Coming to the topic of night time visibility, the Guide 7 doesn’t have much of it. The last Saucony we reviewed was the Ride 7, and the shoe put on a dazzling display of reflectivity. So we were taken aback by the sheer lack of it on the Guide. It is almost if it was last in line on the reflectivity buffet, and was only left with bottom of the barrel scrounging. That translates into small slivers on the toe-tip, heel and lateral mid foot insert – the last one happens to be standard fare on most Saucony models. And there is a reflective tongue lace-loop too, which for the most duration will be eclipsed by the laces.
Rest of the upper is typical Saucony. The heel collar and Achilles dip is plush, and likewise for the tongue. Mesh is a well ventilated spacer type, overlaid for the most part by stitched-on synthetic overlays. This has a bearing on the forefoot fit; there are overlays on either sides, going over the small toe and base of the big one. Resultantly, the forefoot feels snug on both sides. Vertical toe-box room falls in the median, neither too shallow nor too roomy. Length-wise, the Guide 7 will fit true to size, assuming you have a pair of socks on.
Use of conventional overlays means there are seams inside the shoe. We put some distance on the shoe barefoot, and though initially seams are felt right across the upper portion of small toe (lateral side), it does not result in any blisters or any other post-workout discomfort. Wearing the Guide 7 barefoot opens up some forefoot room, so that helps too. Wear the Guide with socks, and no seams are felt.
Saucony mentions use of a dynamic fit mid-foot system for a better wrap, but honestly, we found the so called feature a dud. There are these welded quarter overlays in the mid-foot, and they seemingly connect to the lacing, with two half-moon shaped eyelets in the upper section of the lacing. The idea is that tugging on laces passing through these holes should result in a custom fit. But the purpose is defeated, as the lace-loops are stitched tight into the panel, and do not work as independent fastening mechanisms. Also, the welds on the lateral side curve too far rear-wards, so sorry, the whole set-up is more form than function. Saucony has a shoe (Kinvara 5) in which this system works beautifully, but we’ll talk about that in our upcoming Kinvara 5 review.

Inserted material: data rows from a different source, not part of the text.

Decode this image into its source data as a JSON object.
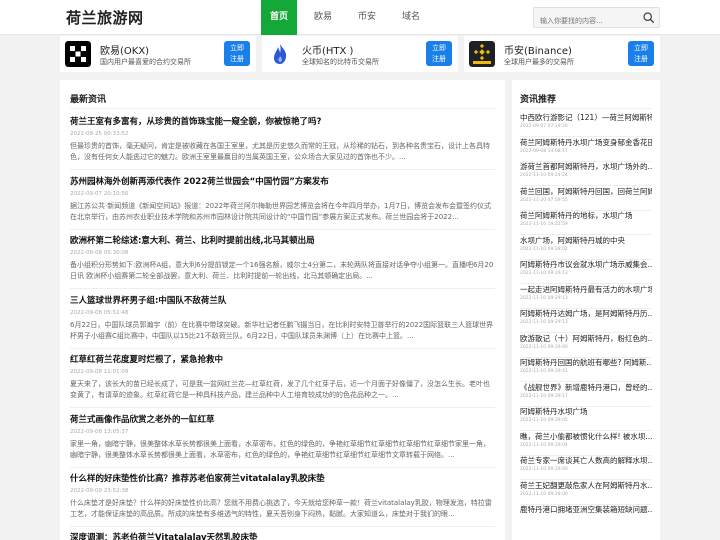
{
  "site": {
    "logo": "荷兰旅游网"
  },
  "nav": {
    "items": [
      "首页",
      "欧易",
      "币安",
      "域名"
    ]
  },
  "search": {
    "placeholder": "输入你要找的内容..."
  },
  "exchanges": [
    {
      "name": "欧易(OKX)",
      "desc": "国内用户最喜爱的合约交易所",
      "button": "立即\n注册",
      "accent": "#000000"
    },
    {
      "name": "火币(HTX )",
      "desc": "全球知名的比特币交易所",
      "button": "立即\n注册",
      "accent": "#2a5ada"
    },
    {
      "name": "币安(Binance)",
      "desc": "全球用户最多的交易所",
      "button": "立即\n注册",
      "accent": "#f0b90b"
    }
  ],
  "news_section": {
    "title": "最新资讯",
    "items": [
      {
        "title": "荷兰王室有多富有，从珍贵的首饰珠宝能一窥全貌，你被惊艳了吗?",
        "date": "2022-08-25 00:33:52",
        "text": "但最珍贵的首饰，毫无疑问，肯定是被收藏在各国王室里，尤其是历史悠久而常的王冠，从珍稀的钻石，到各种名贵宝石，设计上各具特色，没有任何女人能逃过它的魅力。欧洲王室里最赢目的当属英国王室，公众场合大家见过的首饰也不少。..."
      },
      {
        "title": "苏州园林海外创新再添代表作 2022荷兰世园会“中国竹园”方案发布",
        "date": "2022-09-07 20:10:56",
        "text": "据江苏公共·新闻频道《新闻空间站》报道：2022年荷兰阿尔梅勒世界园艺博览会将在今年四月举办，1月7日，博览会发布会暨签约仪式在北京举行，由苏州农业职业技术学院和苏州市园林设计院共同设计的“中国竹园”参展方案正式发布。荷兰世园会将于2022..."
      },
      {
        "title": "欧洲杯第二轮综述:意大利、荷兰、比利时提前出线,北马其顿出局",
        "date": "2022-08-08 05:30:08",
        "text": "备小组积分形势如下:欧洲杯A组，意大利6分提前锁定一个16强名额，威尔士4分第二，末轮两队将直接对话争夺小组第一。直播吧6月20日讯 欧洲杯小组赛第二轮全部战罢，意大利、荷兰、比利时提前一轮出线，北马其顿确定出局。..."
      },
      {
        "title": "三人篮球世界杯男子组:中国队不敌荷兰队",
        "date": "2022-09-08 05:51:48",
        "text": "6月22日，中国队球员郭瀚宇（前）在比赛中带球突破。新华社记者任鹏飞摄当日，在比利时安特卫普举行的2022国际篮联三人篮球世界杯男子小组赛C组比赛中，中国队以15比21不敌荷兰队。6月22日，中国队球员朱渊博（上）在比赛中上篮。..."
      },
      {
        "title": "红草红荷兰花度夏时烂根了，紧急抢救中",
        "date": "2022-09-08 11:01:09",
        "text": "夏天来了，该长大的苗已经长成了，可是我一盆网红兰花—红草红荷，发了几个红芽子后，近一个月面子好像僵了，没怎么生长。老叶也变黄了，有请草的迹象。红草红荷它是一种具科技产品，建兰品种中人工培育较成功的的色花品种之一。..."
      },
      {
        "title": "荷兰式画像作品欣赏之老外的一缸红草",
        "date": "2022-09-08 13:05:37",
        "text": "家里一角，幽暗宁静，很美整体水草长势都很美上面看，水草密布，红色的绿色的，争艳红草细节红草细节红草细节红草细节家里一角，幽暗宁静，很美整体水草长势都很美上面看，水草密布，红色的绿色的，争艳红草细节红草细节红草细节文章转载于网络。..."
      },
      {
        "title": "什么样的好床垫性价比高？推荐苏老伯家荷兰vitatalalay乳胶床垫",
        "date": "2022-09-09 23:52:38",
        "text": "什么床垫才是好床垫？什么样的好床垫性价比高？您就不用费心挑选了，今天就给您种草一款！荷兰vitatalalay乳胶，物理发泡，特拉雷工艺，才能保证床垫的高品质。所成的床垫有多维透气的特性，夏天吾别身下闷热，黏腻。大家知道么，床垫对于我们的眼..."
      },
      {
        "title": "深度调测：苏老伯荷兰Vitatalalay天然乳胶床垫",
        "date": "",
        "text": ""
      }
    ]
  },
  "sidebar": {
    "title": "资讯推荐",
    "items": [
      {
        "title": "中西欧行游影记（121）—荷兰阿姆斯特丹",
        "date": "2022-09-07 07:19:10"
      },
      {
        "title": "荷兰阿姆斯特丹水坝广场变身郁金香花田",
        "date": "2022-09-08 14:08:17"
      },
      {
        "title": "游荷兰首都阿姆斯特丹，水坝广场外的...",
        "date": "2022-11-10 09:24:24"
      },
      {
        "title": "荷兰回国，阿姆斯特丹回国，回荷兰阿姆",
        "date": "2022-11-20 07:59:55"
      },
      {
        "title": "荷兰阿姆斯特丹的地标，水坝广场",
        "date": "2022-11-10 19:22:59"
      },
      {
        "title": "水坝广场，阿姆斯特丹城的中央",
        "date": "2022-11-10 09:28:02"
      },
      {
        "title": "阿姆斯特丹市议会就水坝广场示威集会...",
        "date": "2022-11-10 09:29:13"
      },
      {
        "title": "一起走进阿姆斯特丹最有活力的水坝广场",
        "date": "2022-11-10 09:29:13"
      },
      {
        "title": "阿姆斯特丹达姆广场，是阿姆斯特丹历...",
        "date": "2022-11-10 09:29:13"
      },
      {
        "title": "欧游散记（十）阿姆斯特丹，粉红色的...",
        "date": "2022-11-10 09:29:00"
      },
      {
        "title": "阿姆斯特丹回国的航班有哪些? 阿姆斯...",
        "date": "2022-11-10 09:29:41"
      },
      {
        "title": "《战舰世界》新增鹿特丹港口，曾经的...",
        "date": "2022-11-10 09:29:17"
      },
      {
        "title": "阿姆斯特丹水坝广场",
        "date": "2022-11-10 09:29:05"
      },
      {
        "title": "瞧，荷兰小偷都被惯化什么样!  被水坝...",
        "date": "2022-11-10 09:29:04"
      },
      {
        "title": "荷兰专家一席谈其亡人数高的解释水坝...",
        "date": "2022-11-10 09:29:00"
      },
      {
        "title": "荷兰王妃翻更敲危家人在阿姆斯特丹水...",
        "date": "2022-11-10 09:28:00"
      },
      {
        "title": "鹿特丹港口拥堵亚洲空集装箱短缺问题...",
        "date": ""
      }
    ]
  }
}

So who should be buying the Saucony Guide 7? Someone who wants a firm, yet cushioned ride in a relatively lightweight package (308 gms/10.8 oz, US 11), but without the overbearing interference of motion control tricks aimed at correcting your gait.
Sure, there’s a firmer medial post in somewhere, but the Guide 7 is no Brooks Adrenaline or Beast. So going back to what we said at the start of this review – don’t let the ‘guidance’ tag scare you off if you’re in the market for a neutral trainer.

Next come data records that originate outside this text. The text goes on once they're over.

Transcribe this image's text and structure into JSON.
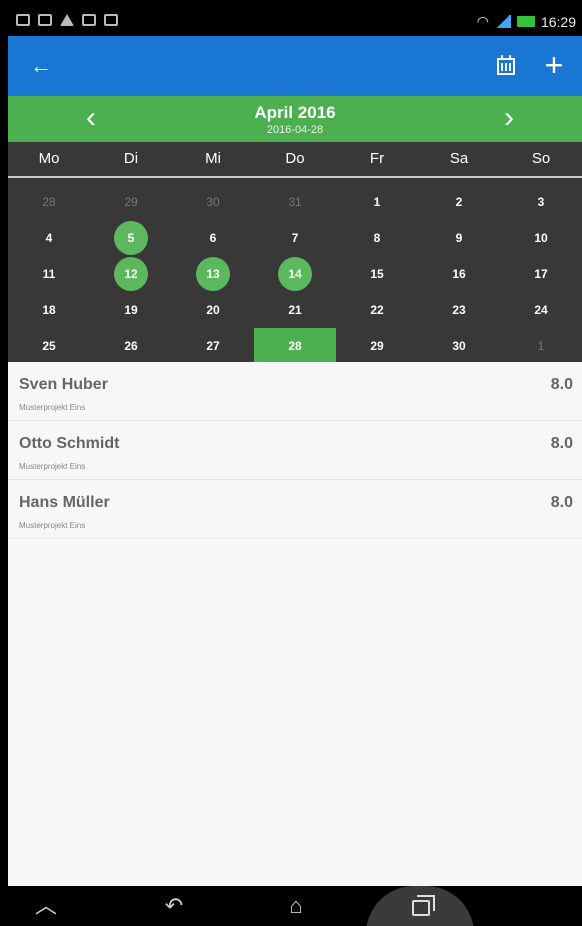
{
  "status_bar": {
    "time": "16:29"
  },
  "month": {
    "title": "April 2016",
    "date": "2016-04-28",
    "prev_glyph": "‹",
    "next_glyph": "›"
  },
  "weekdays": [
    "Mo",
    "Di",
    "Mi",
    "Do",
    "Fr",
    "Sa",
    "So"
  ],
  "weeks": [
    [
      {
        "d": "28",
        "dim": true
      },
      {
        "d": "29",
        "dim": true
      },
      {
        "d": "30",
        "dim": true
      },
      {
        "d": "31",
        "dim": true
      },
      {
        "d": "1"
      },
      {
        "d": "2"
      },
      {
        "d": "3"
      }
    ],
    [
      {
        "d": "4"
      },
      {
        "d": "5",
        "mark": true
      },
      {
        "d": "6"
      },
      {
        "d": "7"
      },
      {
        "d": "8"
      },
      {
        "d": "9"
      },
      {
        "d": "10"
      }
    ],
    [
      {
        "d": "11"
      },
      {
        "d": "12",
        "mark": true
      },
      {
        "d": "13",
        "mark": true
      },
      {
        "d": "14",
        "mark": true
      },
      {
        "d": "15"
      },
      {
        "d": "16"
      },
      {
        "d": "17"
      }
    ],
    [
      {
        "d": "18"
      },
      {
        "d": "19"
      },
      {
        "d": "20"
      },
      {
        "d": "21"
      },
      {
        "d": "22"
      },
      {
        "d": "23"
      },
      {
        "d": "24"
      }
    ],
    [
      {
        "d": "25"
      },
      {
        "d": "26"
      },
      {
        "d": "27"
      },
      {
        "d": "28",
        "selected": true
      },
      {
        "d": "29"
      },
      {
        "d": "30"
      },
      {
        "d": "1",
        "dim": true
      }
    ]
  ],
  "entries": [
    {
      "name": "Sven Huber",
      "project": "Musterprojekt Eins",
      "hours": "8.0"
    },
    {
      "name": "Otto Schmidt",
      "project": "Musterprojekt Eins",
      "hours": "8.0"
    },
    {
      "name": "Hans Müller",
      "project": "Musterprojekt Eins",
      "hours": "8.0"
    }
  ],
  "colors": {
    "appbar": "#1976d2",
    "accent_green": "#4caf50",
    "calendar_bg": "#383838"
  },
  "icons": {
    "back": "arrow-left-icon",
    "calendar": "calendar-icon",
    "add": "plus-icon"
  }
}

(Disclaimer: Solereview paid full US retail price for the shoe reviewed)
Note on ratings: Our numeric scoring of 8.5/10 is based on a total of weighted averages. The attributes namely transition, stability and fit contribute to 69% of total scoring weight, which we see as more important than material (7%), cushioning (7%), traction (12%) and weight (5%). Hence the scores will not add up when simple average calculation is used.